Он уже набирал чей то номер.
– Завтра у отца всё будет бесплатно, – сказал Ходжа.
После этих слов он рванул по направлению к повороту на Хамбургер Берг, за которым скрылся Олли и остальная компания. В мою сторону больше не оборачивался. А я шла домой. В шесть вечера, в самый разгар каникул – и вдруг домой! Чувствовала себя так, как в первые дни на Репербане. Меня никто не ценит. Перекинувшись парой фраз, все только и делают, что пытаются об этом забыть. Я шла домой и впервые плакала, теряя слезу где-то в районе подбородка!
11
На следующий день опять лил дождь. На Репербане снова было не так весело, как хотелось бы в каникулы. Если уж рассказывать всё до конца, то в этот день было вообще невесело. Чего мне хотелось? Хотелось повеситься. Причём невзначай. Чтобы никого этим поступком не рассердить, не обидеть.
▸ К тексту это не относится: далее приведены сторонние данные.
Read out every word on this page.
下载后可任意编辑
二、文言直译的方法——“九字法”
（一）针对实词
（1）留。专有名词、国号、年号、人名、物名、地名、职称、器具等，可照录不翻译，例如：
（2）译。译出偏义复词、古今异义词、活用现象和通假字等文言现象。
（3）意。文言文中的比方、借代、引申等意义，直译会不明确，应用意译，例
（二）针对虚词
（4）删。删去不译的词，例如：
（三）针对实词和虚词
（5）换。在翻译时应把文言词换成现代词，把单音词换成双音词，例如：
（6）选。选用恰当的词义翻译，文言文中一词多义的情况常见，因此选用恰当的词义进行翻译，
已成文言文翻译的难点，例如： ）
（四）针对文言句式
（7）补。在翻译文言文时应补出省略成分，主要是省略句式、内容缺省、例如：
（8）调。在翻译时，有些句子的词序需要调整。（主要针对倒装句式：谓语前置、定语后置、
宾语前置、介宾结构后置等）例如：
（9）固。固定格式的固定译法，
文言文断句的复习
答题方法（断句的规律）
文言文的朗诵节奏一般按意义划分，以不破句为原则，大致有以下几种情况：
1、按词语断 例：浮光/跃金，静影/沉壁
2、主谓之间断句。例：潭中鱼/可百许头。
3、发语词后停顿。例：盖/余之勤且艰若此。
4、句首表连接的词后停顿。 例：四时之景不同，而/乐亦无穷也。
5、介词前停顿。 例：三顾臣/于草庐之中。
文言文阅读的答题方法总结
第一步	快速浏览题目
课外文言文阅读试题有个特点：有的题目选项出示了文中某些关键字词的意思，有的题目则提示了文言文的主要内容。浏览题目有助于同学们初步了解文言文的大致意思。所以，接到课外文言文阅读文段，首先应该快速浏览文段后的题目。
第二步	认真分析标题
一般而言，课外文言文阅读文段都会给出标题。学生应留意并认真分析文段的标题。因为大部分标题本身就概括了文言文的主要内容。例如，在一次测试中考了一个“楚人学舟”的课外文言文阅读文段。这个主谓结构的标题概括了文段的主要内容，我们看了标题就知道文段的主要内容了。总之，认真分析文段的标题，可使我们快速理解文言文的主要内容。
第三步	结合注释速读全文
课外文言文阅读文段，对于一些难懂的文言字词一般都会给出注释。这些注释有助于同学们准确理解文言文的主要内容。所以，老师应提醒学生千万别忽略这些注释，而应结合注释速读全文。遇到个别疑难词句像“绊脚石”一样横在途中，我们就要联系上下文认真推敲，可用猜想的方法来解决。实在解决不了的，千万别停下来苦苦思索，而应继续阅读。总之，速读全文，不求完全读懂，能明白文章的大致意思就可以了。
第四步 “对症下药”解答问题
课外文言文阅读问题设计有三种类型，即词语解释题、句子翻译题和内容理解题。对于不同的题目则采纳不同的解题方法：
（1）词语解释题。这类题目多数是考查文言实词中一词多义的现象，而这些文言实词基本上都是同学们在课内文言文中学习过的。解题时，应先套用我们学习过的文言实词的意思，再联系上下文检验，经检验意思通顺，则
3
Наверное, так всегда чувствуешь себя в дождь. В Гамбурге он льёт как из ведра каждый день, но про это я уже говорила. Дождь лил себе, да лил. Второй день летних каникул оказался ещё более тоскливым, чем первый.
Никто не позвал меня на прогулку. Ходжа, пообещавший увидеться, куда-то пропал. Я пробовала ему звонить. В телефоне пели песенки, оповещающие о том, что хозяин вне зоны действия сети или выключен. От нечего делать, я начала слушать эти песенки как радио. Вдруг всё-таки Ходжа ответит? Но песенки были какие-то однообразные. Прослушав песни с припевами «Кузо-кузо» «Оф-оф» и «Белаим-белаим» я быстро устала. А потом и деньги на телефоне закончились. Народ на улице, тем временем, принялся рассаживаться по скамейкам, не обращая внимания на дождь. Время клонилось к закату.
Сидя на подоконнике и завернувшись в скатерть, я подводила итоги дня. Версию о том, что меня бросили на произвол судьбы, рассматривать не хотелось. Всё-таки, я им уже давно не какая-то Романова. Я им давным-давно Ана Ананас!
Капли дождя стекали по нашему маленькому пластиковому окошечку без намёка на занавеску, а я размазывала слезу и пыталась высидеть грустные яйца. Так сказал папа. Он появился в моём обижательном углу лишь на секунду, чтобы не закрывать свою «Кавабунгу» на ключ. Он просто вышел на перерыв. Из «Кавабунги» он притащил с собой булькающий чай, который даже не булькал. Такой чай я отвергла. А ехидную фразу про грустные яйца почему-то запомнила.